Although the Lean management system started in manufacturing, today it is widely used for process improvement across the globe in every sector, including logistics and distribution, services, retail, healthcare, construction, maintenance, software development, and even higher education. There is also a lean approach to product development.
What is the Lean Methodology?
Two guiding concepts are the heart of the Lean methodology. An organization can not practice Lean without embracing them both.
1. Respect for People
Lean thinkers recognize that the best ideas often come from people directly responsible for producing the product or providing the services. So they turn top-down management on its head and give those closest to the product or the customer an equal voice.

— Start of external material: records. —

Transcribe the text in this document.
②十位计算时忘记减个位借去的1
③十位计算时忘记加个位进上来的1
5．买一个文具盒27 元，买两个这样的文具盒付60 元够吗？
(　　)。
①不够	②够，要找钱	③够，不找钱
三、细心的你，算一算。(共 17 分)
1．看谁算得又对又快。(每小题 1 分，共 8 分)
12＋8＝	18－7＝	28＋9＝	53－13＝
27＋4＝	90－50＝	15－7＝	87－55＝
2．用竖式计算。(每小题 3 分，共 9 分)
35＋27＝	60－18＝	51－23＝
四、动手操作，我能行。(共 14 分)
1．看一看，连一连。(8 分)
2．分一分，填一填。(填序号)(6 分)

One essential Lean practice involves managers going to the "Gemba" or the place where the work gets done to see workspace conditions and process activities first hand, allowing frontline workers to share insights and answer questions. This process often results in opportunities to improve.
Another way that Lean organizations demonstrate respect for people is by giving them the tools and training they need to be successful. Lean leaders take the time to ensure that everyone understands the techniques that the organization will use to implement, manage, and report on improvement work. In addition, they invest in training, software, and other necessary resources to achieve operational excellence.
2. Continuous Improvement
Lean leaders believe that processes can constantly be improved and that improvement is a daily activity that is the responsibility of everyone in the organization. The structure is applied with an improvement cycle such as PDSA (Plan, Do, Study, Act) or DMAIC (Define, Measure, Analyze, Improve, Control.) Often continuous improvement software is used to organize, measure, and report on Lean activities.

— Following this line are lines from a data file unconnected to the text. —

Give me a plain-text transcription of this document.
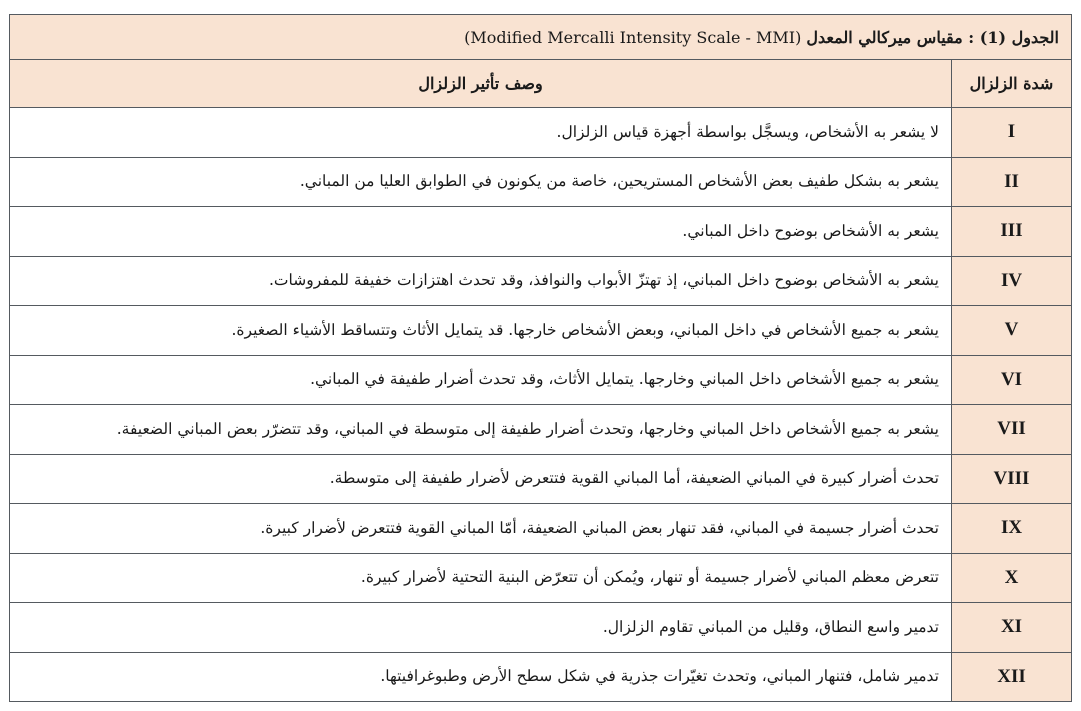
الجدول (1) : مقياس ميركالي المعدل (Modified Mercalli Intensity Scale - MMI)	
شدة الزلزال	وصف تأثير الزلزال
I	لا يشعر به الأشخاص، ويسجَّل بواسطة أجهزة قياس الزلزال.
II	يشعر به بشكل طفيف بعض الأشخاص المستريحين، خاصة من يكونون في الطوابق العليا من المباني.
III	يشعر به الأشخاص بوضوح داخل المباني.
IV	يشعر به الأشخاص بوضوح داخل المباني، إذ تهتزّ الأبواب والنوافذ، وقد تحدث اهتزازات خفيفة للمفروشات.
V	يشعر به جميع الأشخاص في داخل المباني، وبعض الأشخاص خارجها. قد يتمايل الأثاث وتتساقط الأشياء الصغيرة.
VI	يشعر به جميع الأشخاص داخل المباني وخارجها. يتمايل الأثاث، وقد تحدث أضرار طفيفة في المباني.
VII	يشعر به جميع الأشخاص داخل المباني وخارجها، وتحدث أضرار طفيفة إلى متوسطة في المباني، وقد تتضرّر بعض المباني الضعيفة.
VIII	تحدث أضرار كبيرة في المباني الضعيفة، أما المباني القوية فتتعرض لأضرار طفيفة إلى متوسطة.
IX	تحدث أضرار جسيمة في المباني، فقد تنهار بعض المباني الضعيفة، أمّا المباني القوية فتتعرض لأضرار كبيرة.
X	تتعرض معظم المباني لأضرار جسيمة أو تنهار، ويُمكن أن تتعرّض البنية التحتية لأضرار كبيرة.
XI	تدمير واسع النطاق، وقليل من المباني تقاوم الزلزال.
XII	تدمير شامل، فتنهار المباني، وتحدث تغيّرات جذرية في شكل سطح الأرض وطبوغرافيتها.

Five Core Principles of Lean
Womack and Jones laid out five core principles for the Lean methodology, giving leaders a framework under which to operate.
Lean starts by understanding what value the customer ascribes to the offered product or services. The customer, not the producer, defines all value. The price is based on the customer's willingness to pay, which determines the maximum allowable cost to produce the product. The organization then focuses on eliminating waste to deliver what the customer wants with the highest possible margins.
2. The Value Stream
The value stream represents the sum of the product's entire life-cycle from research and development through to the customer's use of the product. A deep understanding of the value stream is necessary to achieve maximum value and eliminate waste. Every process is examined to see what value it adds. Processes, features, and materials that don't add value are removed. Value stream mapping is a frequently used technique in Lean organizations.
The value stream should flow seamlessly without interruption or delay. The Lean method seeks to have every process entirely in sync with every other. A smooth process flow is one of the conditions necessary for just-in-time production.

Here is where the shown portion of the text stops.